食べ物だという事は解るが、良く解らないものを前にした時、まず匂いを嗅いで、次に少し舐めてみるだろう? 同じ様なものだ」

「まず疑いつつも近づいてよく観察する、次にちょっと突いてみるという事ですか」

「そうだ、そして私の罠は、指一本でも触れればそれで十分なのだ。おそらく来るならもうすぐだろう。

 これ以上待つと、もし勝利を得られても追撃で戦果拡大をする前に雪に降られる。完全に無視を決め込むのでなければ、今日明日中くらいには来るぞ。決着を付けてやる」


 不戦勝でコルネリウス軍が得る八の利得以上の利得を、戦闘で得られると思わせる方法。ジャンが5日掛けて答えにたどり着いた報酬が、この罠と利益の話だった。後は実戦で見た方が早いという事だろう。

 コルネリウス軍を戦闘に引きずり出す方法は、不戦勝と突破を組み合わせる事だった。まず海手側は完全に不戦の構えを見せる事で、不戦のときの利得、安東軍一、コルネリウス軍四の利得を実現する。

 次に山手側は、明らかに寡兵で備えもしていない状態を見せつけ、敵に突破は容易だと思わせる。突破すればコルネリウス軍が五の利得である。

 この二つを組み合わせる事によって、安東軍一に対してコルネリウス軍は九の利得を得る事ができる……ように思わせ、突破を図ってきた部隊を罠にかけると言うのが答えである。

 もっとも、ジャンがこの答えにたどり着いたのは、実際にそういう備えをしているところを5日間も眺めて、ようやくたどり着いたのであるが。


「でもまだ解らないんだよなぁ」


 高星の言う、指一本でも触れればそれで十分な罠。それがどういうものかは、未だジャンには解らない。罠を仕掛ける側からそれを見ているのにである。

 もっとも、そう簡単に仕掛けが解る様な罠では、敵にも見抜かれてしまうのだろう。だがそれにしても見当がつかない。

 すでに晩秋の陽が傾きつつあった。これ以上、考える時間はなさそうだ。素直に高星の手品を拝見しよう、そう思った。


     ◇


 11日払暁より少し前、まだ闇が辺りを覆っている。東はすぐそこまでヤコエ山地が迫っているので、陽が出てもしばらくは山の影になり、薄暗いだろう。

 闇の中をひたひたと、音も立てずに進んでいく一団がある。コルネリウス軍の奇襲部隊、危険な任務に自ら志願した勇士百名である。

 闇の中では合図は見えず、音や光を出す訳にもいかない。一列に連なって一本の縄を掴み、前の者の後に続いて進んでいく。これならば命令が無くても先頭を行く隊長が進めば進み、止まれば止まる事ができる。

 やがて丘の七合目か八合目あたりと思われる地点まで進むと、部隊長は一旦停止した。そして停止したまま縄を数度引く。それが合図になって、後ろの者が同じ様に縄を引いてから、隊長の近くまで登る。

 時間こそ掛かったが、部隊の存在を完全に秘匿したまま集合する事が出来た。陣形も何も無い、ただの密集隊形だが、奇襲である事を考えればそれほど大きな問題ではない。

 丘のふもとには、とうに支援部隊三百が小さな横陣を重ねて∧型を作る魚鱗陣を敷いて構えている。

 奇襲に成功すれば合流して敵の側面に逆落としを掛け、失敗すれば攻撃部隊を救援する。どう転んでもいい様に、あらゆる事態を想定して構えている。

 夜明け前が一番寒い。口から吐く息どころか、鼻から吐く息までも白い。武器を持つ手が凍えないよう、息を吹きかけたり、擦り合わせたりしながら攻撃部隊はその時を待った。
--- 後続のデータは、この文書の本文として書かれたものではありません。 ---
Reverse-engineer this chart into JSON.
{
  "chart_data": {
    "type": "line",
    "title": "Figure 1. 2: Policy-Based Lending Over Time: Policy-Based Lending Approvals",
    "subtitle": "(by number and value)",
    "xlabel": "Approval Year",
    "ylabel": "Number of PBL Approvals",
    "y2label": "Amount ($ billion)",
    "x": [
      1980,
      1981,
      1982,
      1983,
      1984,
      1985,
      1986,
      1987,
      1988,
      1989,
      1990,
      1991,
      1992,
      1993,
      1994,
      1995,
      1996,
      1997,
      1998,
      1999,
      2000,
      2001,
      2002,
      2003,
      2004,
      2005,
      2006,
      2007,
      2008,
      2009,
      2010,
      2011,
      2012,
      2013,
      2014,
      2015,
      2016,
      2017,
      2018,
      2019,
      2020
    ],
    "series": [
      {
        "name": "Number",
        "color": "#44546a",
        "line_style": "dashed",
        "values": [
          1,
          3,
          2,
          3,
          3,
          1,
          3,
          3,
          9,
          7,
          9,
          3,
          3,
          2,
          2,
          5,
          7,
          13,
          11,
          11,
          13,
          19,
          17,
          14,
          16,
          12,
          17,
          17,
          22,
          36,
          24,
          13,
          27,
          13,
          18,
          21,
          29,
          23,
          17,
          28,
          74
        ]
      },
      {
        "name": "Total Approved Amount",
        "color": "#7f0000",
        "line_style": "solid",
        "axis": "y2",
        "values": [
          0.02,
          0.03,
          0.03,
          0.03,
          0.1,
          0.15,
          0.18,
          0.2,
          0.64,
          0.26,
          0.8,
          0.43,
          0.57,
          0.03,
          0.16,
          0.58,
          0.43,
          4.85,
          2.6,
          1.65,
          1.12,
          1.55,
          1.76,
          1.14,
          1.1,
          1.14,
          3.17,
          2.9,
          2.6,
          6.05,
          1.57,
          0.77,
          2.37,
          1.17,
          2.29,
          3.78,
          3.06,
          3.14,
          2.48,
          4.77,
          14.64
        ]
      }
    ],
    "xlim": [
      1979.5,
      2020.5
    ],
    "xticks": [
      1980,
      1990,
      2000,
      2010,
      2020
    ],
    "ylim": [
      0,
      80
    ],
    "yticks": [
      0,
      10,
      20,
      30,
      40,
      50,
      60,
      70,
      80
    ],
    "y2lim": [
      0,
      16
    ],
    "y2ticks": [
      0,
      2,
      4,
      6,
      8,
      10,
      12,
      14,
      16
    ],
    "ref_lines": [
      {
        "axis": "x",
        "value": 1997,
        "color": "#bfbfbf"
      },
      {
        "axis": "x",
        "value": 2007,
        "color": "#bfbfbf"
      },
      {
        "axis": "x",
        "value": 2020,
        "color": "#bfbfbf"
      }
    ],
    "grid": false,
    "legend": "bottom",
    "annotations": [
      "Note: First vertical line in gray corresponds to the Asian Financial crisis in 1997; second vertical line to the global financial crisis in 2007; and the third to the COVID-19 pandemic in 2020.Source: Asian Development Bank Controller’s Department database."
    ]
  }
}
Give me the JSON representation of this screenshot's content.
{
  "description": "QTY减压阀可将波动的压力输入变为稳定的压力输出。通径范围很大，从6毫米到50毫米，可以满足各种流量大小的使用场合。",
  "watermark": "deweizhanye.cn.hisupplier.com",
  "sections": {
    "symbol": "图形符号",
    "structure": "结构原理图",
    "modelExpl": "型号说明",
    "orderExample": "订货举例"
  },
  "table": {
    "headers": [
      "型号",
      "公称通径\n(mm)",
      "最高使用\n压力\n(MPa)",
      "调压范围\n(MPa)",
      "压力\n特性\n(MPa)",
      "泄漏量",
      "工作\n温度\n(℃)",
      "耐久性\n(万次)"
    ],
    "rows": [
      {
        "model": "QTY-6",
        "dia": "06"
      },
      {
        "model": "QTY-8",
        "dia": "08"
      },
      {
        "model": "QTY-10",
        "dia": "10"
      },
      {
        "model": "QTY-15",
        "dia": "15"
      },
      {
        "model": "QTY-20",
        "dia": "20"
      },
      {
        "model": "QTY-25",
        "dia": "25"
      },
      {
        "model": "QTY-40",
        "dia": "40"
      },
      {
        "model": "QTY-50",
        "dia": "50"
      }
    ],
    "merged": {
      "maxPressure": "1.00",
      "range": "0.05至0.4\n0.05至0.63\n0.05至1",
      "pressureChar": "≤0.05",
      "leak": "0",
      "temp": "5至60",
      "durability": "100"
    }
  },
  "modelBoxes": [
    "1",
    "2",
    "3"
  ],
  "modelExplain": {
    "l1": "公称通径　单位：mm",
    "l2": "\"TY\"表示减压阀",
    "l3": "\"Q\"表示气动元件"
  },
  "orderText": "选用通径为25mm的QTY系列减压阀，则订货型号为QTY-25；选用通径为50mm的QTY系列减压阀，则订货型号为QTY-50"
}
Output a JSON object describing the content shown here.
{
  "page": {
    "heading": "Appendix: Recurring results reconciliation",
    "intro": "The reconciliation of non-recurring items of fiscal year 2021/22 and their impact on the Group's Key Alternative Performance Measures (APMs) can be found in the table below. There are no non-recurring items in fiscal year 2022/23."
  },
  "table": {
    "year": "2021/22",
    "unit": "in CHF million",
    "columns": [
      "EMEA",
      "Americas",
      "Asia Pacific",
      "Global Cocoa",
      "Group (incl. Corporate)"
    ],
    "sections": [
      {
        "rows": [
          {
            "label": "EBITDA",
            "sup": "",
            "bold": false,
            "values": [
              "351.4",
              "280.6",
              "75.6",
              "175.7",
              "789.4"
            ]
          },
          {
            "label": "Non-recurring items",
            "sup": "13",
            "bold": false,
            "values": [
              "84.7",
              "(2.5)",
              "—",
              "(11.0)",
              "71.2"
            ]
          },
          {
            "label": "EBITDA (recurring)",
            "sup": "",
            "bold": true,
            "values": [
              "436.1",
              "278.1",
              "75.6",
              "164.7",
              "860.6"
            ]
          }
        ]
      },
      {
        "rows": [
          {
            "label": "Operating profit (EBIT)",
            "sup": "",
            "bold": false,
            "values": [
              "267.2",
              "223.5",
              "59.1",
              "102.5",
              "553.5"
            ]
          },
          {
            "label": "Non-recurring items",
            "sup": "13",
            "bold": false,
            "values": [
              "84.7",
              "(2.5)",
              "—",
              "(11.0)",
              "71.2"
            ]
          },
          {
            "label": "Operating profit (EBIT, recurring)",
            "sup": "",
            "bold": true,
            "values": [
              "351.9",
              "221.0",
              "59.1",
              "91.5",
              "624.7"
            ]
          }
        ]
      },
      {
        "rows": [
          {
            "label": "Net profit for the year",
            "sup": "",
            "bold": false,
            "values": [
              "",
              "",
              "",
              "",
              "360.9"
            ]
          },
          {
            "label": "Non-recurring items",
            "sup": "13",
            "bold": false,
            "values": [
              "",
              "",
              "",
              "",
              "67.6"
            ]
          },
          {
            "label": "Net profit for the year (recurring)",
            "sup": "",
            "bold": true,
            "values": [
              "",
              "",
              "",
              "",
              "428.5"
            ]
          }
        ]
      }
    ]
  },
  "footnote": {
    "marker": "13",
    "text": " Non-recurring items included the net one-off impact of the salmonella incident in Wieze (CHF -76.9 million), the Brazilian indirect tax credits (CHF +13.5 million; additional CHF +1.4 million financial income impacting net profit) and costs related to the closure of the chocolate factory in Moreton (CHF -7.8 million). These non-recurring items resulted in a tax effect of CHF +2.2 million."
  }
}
 山の背後から光が差し、闇夜を払っていく。日の出だ、希望の光であるはずだったし、そう信じた。


「突撃―!」


 一斉に剣を抜き、最後の坂を駆けあがる。敵陣はほとんど陣とは言えないほどに無防備で、僅かな柵や板壁が巡らされているだけだった。それも兵が居なければ大して意味をなさない。

 奇襲を受けた安東軍はほとんど抵抗らしい抵抗もせず、丘を転げ落ちる様に逃げて行った。やはりせいぜい数十人しかいない。


「止まれ! 円陣を組んで、敵の伏兵に備えろ!」


 ここまでは当然の推移だ、問題はこれからである。安東軍の動きを見極め、罠ならば合図の鐘を打ち鳴らして退却、好機と見れば太鼓を打ち鳴らして支援部隊と合流、側面攻撃である。

 陽が山を越えて昇り、戦場全体を端から明るく照らしてゆく。払暁に奇襲を掛けたのはこのためだ、闇にまぎれて奇襲を掛け、朝日の下で敵情を確認できる。

 敵陣を見下ろした。


「なにっ!?」


 騎馬隊が、馬首を並べてこちらを見据えていた。